Ma quindi cosa succederà?
Fare previsioni è lo sport più facile. Sbagliarle, ancora di più.
Che qualcosa cambierà è certo.
Lo scossone economico arriverà, i soldi facili finiranno, i capitali inizieranno a chiedere conto (hanno già iniziato). Cambieranno alcune carte in tavola, ma il gioco non salterà per aria, perché i servizi e i flussi aziendali in cui l'AI è parte importante e non accessoria sono tantissimi nonostante i cambiamenti di rotta.
Il punto vero sarà rendere l'AI, o meglio i servizi AI, sostenibili. E qui la storia potrebbe ripetersi.
I motori di ricerca non sono nati con le pubblicità. Hanno aspettato. Poi le hanno infilate ovunque.
Netflix e Amazon Prime hanno iniziato senza spot.
OpenAI ha già lasciato intendere che potrebbe fare lo stesso. Magari per chi non paga.
Per molte applicazioni invece la strada sarà, anzi lo è già ora, lo sviluppo di sistemi con modelli propri, bloccati nell'ecosistema aziendale e senza interazioni con il mondo esterno.
Niente accesso al mondo esterno. Niente API. Nessuna creatura gigante da 70 miliardi di parametri. Modelli verticali, con costi molto meno impattanti.
Esistono degli esempi in tal senso, modelli specializzati in ambito medico (https://sites.research.google/med-palm/ ), legale (https://lawchatgpt.com/ ), finanziario (https://github.com/AI4Finance-Foundation/FinGPT ).
E noi?
Noi, che usiamo l'AI per lavorare (tralascio i fini ludici), dobbiamo continuare a fare quello che stiamo facendo.
Dobbiamo continuare a usarla.
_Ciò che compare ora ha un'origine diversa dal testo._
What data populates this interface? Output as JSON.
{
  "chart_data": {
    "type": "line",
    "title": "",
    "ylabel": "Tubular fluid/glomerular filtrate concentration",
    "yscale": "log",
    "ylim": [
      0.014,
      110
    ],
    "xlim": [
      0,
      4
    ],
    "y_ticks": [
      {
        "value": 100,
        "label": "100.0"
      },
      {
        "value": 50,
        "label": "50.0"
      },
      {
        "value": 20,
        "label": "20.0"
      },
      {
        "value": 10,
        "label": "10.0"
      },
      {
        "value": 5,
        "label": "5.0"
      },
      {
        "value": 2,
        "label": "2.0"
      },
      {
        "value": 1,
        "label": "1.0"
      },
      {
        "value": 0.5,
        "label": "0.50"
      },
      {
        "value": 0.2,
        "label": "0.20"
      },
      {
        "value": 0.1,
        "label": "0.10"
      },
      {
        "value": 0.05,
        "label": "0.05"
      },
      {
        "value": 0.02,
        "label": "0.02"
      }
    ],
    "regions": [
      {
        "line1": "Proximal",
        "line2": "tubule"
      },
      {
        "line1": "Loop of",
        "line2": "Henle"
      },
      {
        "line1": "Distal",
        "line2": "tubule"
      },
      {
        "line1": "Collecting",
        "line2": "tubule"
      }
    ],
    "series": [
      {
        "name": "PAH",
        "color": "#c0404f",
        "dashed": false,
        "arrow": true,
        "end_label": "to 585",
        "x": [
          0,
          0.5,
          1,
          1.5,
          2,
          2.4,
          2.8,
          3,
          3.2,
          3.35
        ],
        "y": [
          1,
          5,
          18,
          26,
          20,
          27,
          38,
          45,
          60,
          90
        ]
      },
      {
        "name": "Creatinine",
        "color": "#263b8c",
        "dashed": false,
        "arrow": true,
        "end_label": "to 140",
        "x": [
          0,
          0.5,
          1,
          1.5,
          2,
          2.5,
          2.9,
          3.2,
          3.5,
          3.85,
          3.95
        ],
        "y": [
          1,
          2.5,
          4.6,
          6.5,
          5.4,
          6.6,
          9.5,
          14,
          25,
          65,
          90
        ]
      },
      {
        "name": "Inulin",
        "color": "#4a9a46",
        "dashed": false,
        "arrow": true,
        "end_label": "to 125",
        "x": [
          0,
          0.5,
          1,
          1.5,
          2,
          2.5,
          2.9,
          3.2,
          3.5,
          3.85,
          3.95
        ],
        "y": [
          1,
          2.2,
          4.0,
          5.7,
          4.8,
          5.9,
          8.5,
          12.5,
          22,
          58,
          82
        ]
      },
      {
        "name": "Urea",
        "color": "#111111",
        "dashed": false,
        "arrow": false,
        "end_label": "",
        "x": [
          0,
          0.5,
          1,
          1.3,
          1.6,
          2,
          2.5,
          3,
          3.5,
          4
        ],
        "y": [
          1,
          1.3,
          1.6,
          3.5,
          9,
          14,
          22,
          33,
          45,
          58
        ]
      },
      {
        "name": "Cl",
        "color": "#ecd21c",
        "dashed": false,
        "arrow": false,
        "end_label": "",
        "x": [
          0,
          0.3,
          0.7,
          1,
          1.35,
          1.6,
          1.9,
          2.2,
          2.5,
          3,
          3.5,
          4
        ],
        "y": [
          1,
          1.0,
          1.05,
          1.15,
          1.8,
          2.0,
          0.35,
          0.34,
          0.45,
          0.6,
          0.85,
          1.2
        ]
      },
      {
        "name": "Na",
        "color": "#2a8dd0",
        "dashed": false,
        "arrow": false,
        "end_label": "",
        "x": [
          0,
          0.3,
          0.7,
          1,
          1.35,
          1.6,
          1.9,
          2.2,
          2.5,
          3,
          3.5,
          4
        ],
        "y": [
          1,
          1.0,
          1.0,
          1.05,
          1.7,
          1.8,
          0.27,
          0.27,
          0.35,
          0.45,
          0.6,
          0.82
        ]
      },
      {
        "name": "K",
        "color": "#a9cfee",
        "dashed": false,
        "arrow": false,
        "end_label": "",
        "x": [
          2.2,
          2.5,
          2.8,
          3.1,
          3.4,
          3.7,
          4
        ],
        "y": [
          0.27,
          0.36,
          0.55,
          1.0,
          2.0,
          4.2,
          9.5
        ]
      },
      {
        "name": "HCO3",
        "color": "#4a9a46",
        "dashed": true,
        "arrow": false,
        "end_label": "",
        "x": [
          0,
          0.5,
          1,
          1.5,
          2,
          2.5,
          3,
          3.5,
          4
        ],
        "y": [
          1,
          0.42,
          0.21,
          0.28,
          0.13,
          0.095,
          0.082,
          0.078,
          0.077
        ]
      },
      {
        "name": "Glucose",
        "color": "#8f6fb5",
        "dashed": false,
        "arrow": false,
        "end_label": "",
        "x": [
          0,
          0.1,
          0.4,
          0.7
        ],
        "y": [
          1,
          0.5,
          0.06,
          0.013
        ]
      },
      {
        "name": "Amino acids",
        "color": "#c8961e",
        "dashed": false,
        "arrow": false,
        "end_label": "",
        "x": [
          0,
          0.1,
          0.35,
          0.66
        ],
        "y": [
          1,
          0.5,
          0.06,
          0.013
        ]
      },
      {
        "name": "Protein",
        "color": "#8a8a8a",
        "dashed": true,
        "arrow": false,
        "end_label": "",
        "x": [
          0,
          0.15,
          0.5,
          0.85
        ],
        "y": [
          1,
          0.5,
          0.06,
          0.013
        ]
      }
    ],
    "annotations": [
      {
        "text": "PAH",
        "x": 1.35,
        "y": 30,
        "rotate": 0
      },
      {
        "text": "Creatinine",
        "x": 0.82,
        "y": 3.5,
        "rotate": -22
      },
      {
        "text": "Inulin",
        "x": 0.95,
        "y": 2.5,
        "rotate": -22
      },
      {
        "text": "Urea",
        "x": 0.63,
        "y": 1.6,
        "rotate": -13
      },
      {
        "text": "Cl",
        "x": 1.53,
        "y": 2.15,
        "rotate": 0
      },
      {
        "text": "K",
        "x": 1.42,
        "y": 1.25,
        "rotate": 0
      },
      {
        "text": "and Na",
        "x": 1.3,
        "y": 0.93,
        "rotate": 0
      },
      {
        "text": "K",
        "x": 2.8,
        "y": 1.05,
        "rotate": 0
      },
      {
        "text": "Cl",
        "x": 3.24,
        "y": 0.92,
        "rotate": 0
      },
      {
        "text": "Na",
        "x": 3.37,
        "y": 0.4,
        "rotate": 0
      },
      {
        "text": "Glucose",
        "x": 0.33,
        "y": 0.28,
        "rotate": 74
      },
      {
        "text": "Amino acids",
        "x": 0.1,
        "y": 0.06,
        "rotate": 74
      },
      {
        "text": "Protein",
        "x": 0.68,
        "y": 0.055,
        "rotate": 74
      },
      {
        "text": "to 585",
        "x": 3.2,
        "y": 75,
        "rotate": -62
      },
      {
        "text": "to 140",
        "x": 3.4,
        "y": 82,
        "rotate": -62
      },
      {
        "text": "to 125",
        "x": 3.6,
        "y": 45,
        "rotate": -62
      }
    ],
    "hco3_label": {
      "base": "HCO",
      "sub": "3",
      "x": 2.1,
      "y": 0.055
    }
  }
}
Con lucidità.
Non inseguire l’effetto wow.
Non abboccare all’ennesimo aggiornamento che “rivoluziona tutto”.
Essere coscienti che l'AGI non è dietro l'angolo, che l’AI resta uno strumento.
Versatile, potente, utile. Ma sempre uno strumento.
E uno strumento, per definizione, non fa niente da solo.
Serve la testa che lo impugna e che sa come e quando usarlo.